Nearly everyone at Monday’s Fairhope City Council meeting seemed to be upset about something.

The main objects of unhappiness were a possible extension of time for the Fly Creek apartment project, items that were or were not listed in Mayor Karin Wilson’s proposed budget, and the possibility of the city taking total control of the public library. After about three hours of sometimes less-than-civil debate, no action was taken on any of these controversies.

Taking no action on making a city department out of the public library seemed to suit most citizens just fine. Wilson has said the city could save $118,000 annually and make the library operate more efficiently by making it a department of city government, but the Library Board objected before her first draft budget was presented.

“There’s no proposed takeover by the city of the library in the budget,” said Councilman Jimmy Conyers, the liaison to the Library Board. The other two councilmen at the meeting, Kevin Boone and President Jack Burrell, concurred they would not support it. The audience applauded loudly. (Jay Robinson and Robert Brown were absent Monday.)

But what may be in the budget is less clear. Council members received multiple pages of changes late last week, but those changes were unavailable Monday and the draft budget posted on the city’s website appeared to be the same one Wilson submitted earlier this month.
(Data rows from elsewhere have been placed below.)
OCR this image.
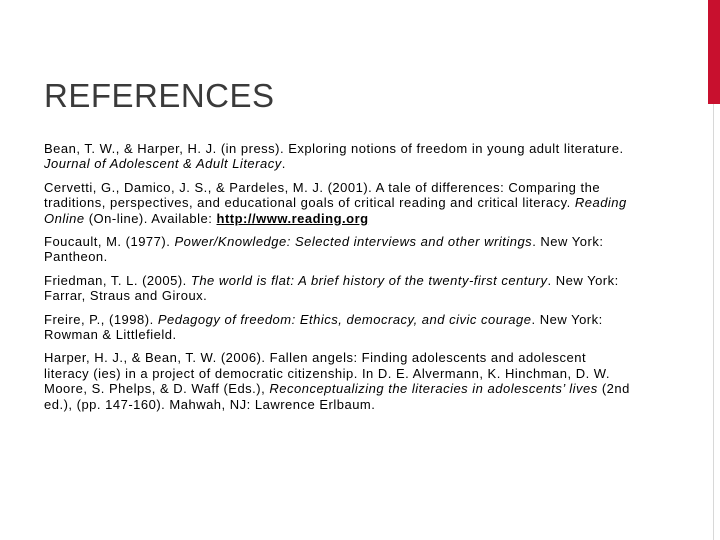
REFERENCES
Bean, T. W., & Harper, H. J. (in press). Exploring notions of freedom in young adult literature. Journal of Adolescent & Adult Literacy.
Cervetti, G., Damico, J. S., & Pardeles, M. J. (2001). A tale of differences: Comparing the traditions, perspectives, and educational goals of critical reading and critical literacy. Reading Online (On-line). Available: http://www.reading.org
Foucault, M. (1977). Power/Knowledge: Selected interviews and other writings. New York: Pantheon.
Friedman, T. L. (2005). The world is flat: A brief history of the twenty-first century. New York: Farrar, Straus and Giroux.
Freire, P., (1998). Pedagogy of freedom: Ethics, democracy, and civic courage. New York: Rowman & Littlefield.
Harper, H. J., & Bean, T. W. (2006). Fallen angels: Finding adolescents and adolescent literacy (ies) in a project of democratic citizenship. In D. E. Alvermann, K. Hinchman, D. W. Moore, S. Phelps, & D. Waff (Eds.), Reconceptualizing the literacies in adolescents’ lives (2nd ed.), (pp. 147-160). Mahwah, NJ: Lawrence Erlbaum.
Whichever copy Burrell was looking at, he said in general he thought revenue projections were too “rosy,” and in the case of vacant positions and new jobs being created, “I can’t make the math work.”

Wilson said options she identified as ways of saving money during her original budget presentation weren’t actually in the budget, although she expected many of them would be implemented. Burrell pointed out such decisions as whether to go to a merit pay system or change insurance plans be made by the council, not the mayor.

Burrell suggested a 2 percent cost-of-living raise could be granted to all employees by raising electric, water and sewer rates by .008 percent.

Burrell also asked why the salary range for a new public works director was set higher than the highest pay classification for the old one. The upper end of the salary range for Jennifer Fidler, who was fired by Wilson last month for unspecified reasons, was $94,000. The new range budgeted is $120,000 to $180,000, and Burrell said he wants a recommendation from the city’s Personnel Board about what the range should be before the budget moves forward.

As has become common in public meetings, Wilson and Burrell repeatedly bickered. After one interruption by Wilson, Burrell said, “Oh my God, Mayor, may I please speak?”

The current budget year began Oct. 1. When Wilson took office in November, she asked for more time to present her own budget after being elected over incumbent Tim Kant. No timetable was given by the council members present Monday on when they would approve a budget, with Boone saying he needed time to study the late changes.

Except for library board supporters, many of the 200 people in attendance seemed to be getting frustrated by the heated disagreements between council members and the mayor. At one point, Police Chief Joe Petties spoke up from the back of the room to quiet the crowd. One woman literally shook her finger at Burrell as she criticized him.

The Fly Creek project, a proposed luxury apartment complex behind the Fairhope Publix, drew as much opposition as ever. Wilson, via her Facebook page, and Adam Milam, the attorney for some residents who have sued over the project on environmental grounds, had encouraged people to attend the meeting in another attempt to stop it.

Developers and landowner Arthur Corte had a year to submit a site plan for city approval. The first site plan was rejected by the Planning and Zoning Commission, and the year is almost up. Developers are seeking an extension in part because of the change of administration and other growth issues.

Fly Creek has been the subject of widespread opposition and is believed to be at least partly responsible for some of the election results. Among the speakers Monday were a group of children who said they were worried about environmental damage that might result from the project.

Council members said they had to be careful of what they said about the project because of the ongoing litigation. Burrell, who had been reluctant to put the matter on the agenda because of the lawsuit, said all council members agreed to put the extension on the agenda. A vote is scheduled for the April 10 meeting.